Clinical Pediatrics (12/98) Vol. 37, No. 12, P. 753
Moss, William


Dr. William Moss of the Johns Hopkins School of Hygiene and Public Health reports on contact history of childhood cases of tuberculosis in Central Harlem, New York City. The area had the highest tuberculosis rate in the city in 1993, with an age -adjusted rate of 182 cases per 100,000 people. The number of reported cases of TB among children aged younger than 15 years increased 97 percent from 1989 to 1990 in the city. Moss reviewed medical records of reported cases of children with TB between January 1982 through December 1993 from the Harlem Hospital Center.

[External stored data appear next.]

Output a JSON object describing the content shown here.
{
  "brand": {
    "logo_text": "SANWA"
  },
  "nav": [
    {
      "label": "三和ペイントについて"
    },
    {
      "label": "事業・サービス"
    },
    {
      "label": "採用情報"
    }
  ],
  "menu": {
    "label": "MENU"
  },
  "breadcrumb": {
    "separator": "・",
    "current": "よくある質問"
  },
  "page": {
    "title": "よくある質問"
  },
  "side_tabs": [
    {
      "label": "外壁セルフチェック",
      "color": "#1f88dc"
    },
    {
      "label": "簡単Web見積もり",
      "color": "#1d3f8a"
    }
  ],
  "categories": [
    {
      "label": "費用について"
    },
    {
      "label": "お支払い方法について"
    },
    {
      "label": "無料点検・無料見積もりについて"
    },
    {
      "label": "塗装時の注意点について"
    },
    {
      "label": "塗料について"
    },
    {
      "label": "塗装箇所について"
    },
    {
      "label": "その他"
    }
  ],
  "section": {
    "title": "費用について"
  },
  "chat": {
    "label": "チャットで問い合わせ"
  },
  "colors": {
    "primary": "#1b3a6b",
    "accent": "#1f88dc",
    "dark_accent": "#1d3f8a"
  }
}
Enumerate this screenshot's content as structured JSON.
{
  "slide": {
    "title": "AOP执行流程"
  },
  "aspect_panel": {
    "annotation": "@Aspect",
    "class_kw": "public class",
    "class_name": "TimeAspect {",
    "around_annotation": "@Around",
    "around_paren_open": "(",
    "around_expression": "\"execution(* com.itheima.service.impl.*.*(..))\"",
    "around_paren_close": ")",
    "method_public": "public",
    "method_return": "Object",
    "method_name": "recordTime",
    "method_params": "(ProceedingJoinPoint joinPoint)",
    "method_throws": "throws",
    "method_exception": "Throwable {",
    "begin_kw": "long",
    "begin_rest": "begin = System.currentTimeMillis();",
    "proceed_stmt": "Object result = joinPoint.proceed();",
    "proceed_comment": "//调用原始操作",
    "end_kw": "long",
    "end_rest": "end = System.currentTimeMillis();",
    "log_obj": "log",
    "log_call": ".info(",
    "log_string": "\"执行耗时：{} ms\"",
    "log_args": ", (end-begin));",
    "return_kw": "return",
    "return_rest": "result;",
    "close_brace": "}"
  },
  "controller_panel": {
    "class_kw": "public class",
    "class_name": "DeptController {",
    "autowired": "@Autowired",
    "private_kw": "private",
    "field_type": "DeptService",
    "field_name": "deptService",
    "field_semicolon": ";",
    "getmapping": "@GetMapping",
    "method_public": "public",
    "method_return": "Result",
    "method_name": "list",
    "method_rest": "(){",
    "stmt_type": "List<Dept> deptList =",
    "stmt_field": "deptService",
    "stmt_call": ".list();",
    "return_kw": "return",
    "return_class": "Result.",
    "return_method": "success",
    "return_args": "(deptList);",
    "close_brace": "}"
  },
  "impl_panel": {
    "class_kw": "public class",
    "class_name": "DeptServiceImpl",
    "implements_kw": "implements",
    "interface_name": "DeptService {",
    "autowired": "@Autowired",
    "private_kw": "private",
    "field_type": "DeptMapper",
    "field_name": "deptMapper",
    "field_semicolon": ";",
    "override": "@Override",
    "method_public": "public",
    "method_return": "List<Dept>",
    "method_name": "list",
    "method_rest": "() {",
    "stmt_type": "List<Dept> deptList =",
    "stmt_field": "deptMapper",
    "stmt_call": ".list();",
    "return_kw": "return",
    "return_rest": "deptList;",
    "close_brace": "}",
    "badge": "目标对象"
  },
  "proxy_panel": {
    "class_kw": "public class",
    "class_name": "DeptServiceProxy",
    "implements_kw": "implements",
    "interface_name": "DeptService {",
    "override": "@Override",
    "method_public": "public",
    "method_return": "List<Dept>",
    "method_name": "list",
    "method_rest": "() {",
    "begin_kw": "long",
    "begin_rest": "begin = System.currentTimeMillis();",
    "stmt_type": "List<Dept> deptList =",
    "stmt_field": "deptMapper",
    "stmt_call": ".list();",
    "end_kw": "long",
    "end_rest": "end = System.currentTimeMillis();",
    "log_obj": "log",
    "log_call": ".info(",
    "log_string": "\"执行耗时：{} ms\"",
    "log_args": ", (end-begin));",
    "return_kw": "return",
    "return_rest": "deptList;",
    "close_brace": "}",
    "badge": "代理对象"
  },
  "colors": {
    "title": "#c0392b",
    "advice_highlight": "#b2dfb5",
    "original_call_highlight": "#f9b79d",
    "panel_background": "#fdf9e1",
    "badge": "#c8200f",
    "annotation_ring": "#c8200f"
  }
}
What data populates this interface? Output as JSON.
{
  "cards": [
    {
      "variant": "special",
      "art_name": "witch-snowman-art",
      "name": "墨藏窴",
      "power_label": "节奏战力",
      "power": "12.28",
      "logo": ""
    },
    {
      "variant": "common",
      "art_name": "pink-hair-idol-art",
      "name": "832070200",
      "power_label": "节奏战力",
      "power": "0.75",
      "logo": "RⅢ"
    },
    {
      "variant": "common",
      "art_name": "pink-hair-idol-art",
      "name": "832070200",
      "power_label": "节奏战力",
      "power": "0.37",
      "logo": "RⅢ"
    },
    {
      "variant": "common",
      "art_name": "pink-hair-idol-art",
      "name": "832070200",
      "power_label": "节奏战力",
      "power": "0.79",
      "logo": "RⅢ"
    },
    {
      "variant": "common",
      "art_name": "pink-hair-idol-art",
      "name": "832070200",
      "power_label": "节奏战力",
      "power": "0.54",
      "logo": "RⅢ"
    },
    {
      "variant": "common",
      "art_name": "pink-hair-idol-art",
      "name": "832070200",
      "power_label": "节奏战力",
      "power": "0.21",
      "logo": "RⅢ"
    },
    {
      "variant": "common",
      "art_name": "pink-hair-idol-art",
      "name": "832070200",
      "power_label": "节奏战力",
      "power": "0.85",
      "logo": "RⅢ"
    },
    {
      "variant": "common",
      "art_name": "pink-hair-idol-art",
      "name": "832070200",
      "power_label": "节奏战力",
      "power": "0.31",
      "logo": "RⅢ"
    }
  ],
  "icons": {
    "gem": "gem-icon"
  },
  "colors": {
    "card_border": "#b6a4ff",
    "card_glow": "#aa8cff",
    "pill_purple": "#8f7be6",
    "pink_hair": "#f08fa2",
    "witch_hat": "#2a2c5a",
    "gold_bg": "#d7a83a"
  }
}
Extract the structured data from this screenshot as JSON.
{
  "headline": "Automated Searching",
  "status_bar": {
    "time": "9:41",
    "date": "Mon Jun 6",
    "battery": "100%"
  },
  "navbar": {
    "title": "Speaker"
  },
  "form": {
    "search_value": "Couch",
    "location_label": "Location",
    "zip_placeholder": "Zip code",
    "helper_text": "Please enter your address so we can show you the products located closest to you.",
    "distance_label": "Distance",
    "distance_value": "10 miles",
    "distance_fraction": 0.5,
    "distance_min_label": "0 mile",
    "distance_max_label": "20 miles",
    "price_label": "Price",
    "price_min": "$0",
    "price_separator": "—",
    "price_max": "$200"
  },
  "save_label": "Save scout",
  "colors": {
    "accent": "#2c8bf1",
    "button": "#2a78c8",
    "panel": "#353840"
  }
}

He found 40 children under the age of 18 who were treated for tuberculosis with a peak incidence of 13 cases in 1989. Moss found that the majority of the children were born in the United States, had no travel history, and reported their mothers as their primary caretaker. Household contact with a person with TB infection or disease or a history of infection was found for 35 of the children; but only six cases were identified through contact tracing of adult cases. Thirteen of the cases could potentially have been prevented if the child had been given preventive therapy at the time of diagnosis of the source case. Moss concludes that "contact tracing and institution of preventive therapy were inadequate in preventing childhood tuberculosis in this group of hospitalized children." He suggests the identification and treatment of adult source cases to help prevent the spread of the disease in children.